Garrison information
- Past commanders: Annaka Tadamasa, Daidōji Masashige

= Matsuida Castle =

Castle in Nagano, Japan

Matsuida Castle (松井田城, Matsuida-jō)) is the remains of a castle structure in Annaka, Gunma Prefecture, Japan.

After Go-Hōjō's army defeated Takigawa Kazumasu's army in the Battle of Shintsugawa, Matsuida Castle was seized and controlled by the Go-Hōjō clan.

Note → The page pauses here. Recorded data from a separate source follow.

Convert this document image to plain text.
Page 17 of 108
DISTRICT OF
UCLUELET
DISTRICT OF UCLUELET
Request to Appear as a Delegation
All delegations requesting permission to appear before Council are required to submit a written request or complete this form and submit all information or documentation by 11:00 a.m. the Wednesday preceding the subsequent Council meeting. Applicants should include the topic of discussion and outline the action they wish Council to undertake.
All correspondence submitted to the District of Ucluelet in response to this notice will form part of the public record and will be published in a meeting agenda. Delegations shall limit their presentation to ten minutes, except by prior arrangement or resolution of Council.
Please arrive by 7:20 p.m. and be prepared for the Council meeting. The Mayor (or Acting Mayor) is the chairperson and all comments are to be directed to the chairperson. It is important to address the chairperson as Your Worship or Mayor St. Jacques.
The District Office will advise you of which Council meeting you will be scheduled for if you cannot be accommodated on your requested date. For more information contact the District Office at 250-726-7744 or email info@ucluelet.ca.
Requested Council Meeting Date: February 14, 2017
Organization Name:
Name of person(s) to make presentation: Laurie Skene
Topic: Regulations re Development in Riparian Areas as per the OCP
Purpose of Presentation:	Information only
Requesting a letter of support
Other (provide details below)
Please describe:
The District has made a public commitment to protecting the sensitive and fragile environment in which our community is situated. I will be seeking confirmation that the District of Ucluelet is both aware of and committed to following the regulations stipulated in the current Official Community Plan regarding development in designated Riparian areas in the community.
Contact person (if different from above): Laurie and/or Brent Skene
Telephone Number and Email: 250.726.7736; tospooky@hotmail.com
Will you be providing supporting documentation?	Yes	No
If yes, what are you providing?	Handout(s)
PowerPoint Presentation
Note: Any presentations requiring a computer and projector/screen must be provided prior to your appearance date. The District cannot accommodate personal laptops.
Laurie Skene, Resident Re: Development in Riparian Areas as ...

Daidōji Masashige expanded and improved the defences of the castle against a possible invasion of the Toyotomi clan. In 1590, after the outbreak of the Siege of Odawara, the castle was besieged by a big army of the Toyotomi clan and attacked by Maeda Toshiie, Uesugi Kagekatsu and Sanada Masayuki. Masashige surrendered after about a month of siege.

Its ruins have been protected as a Town designated historic site.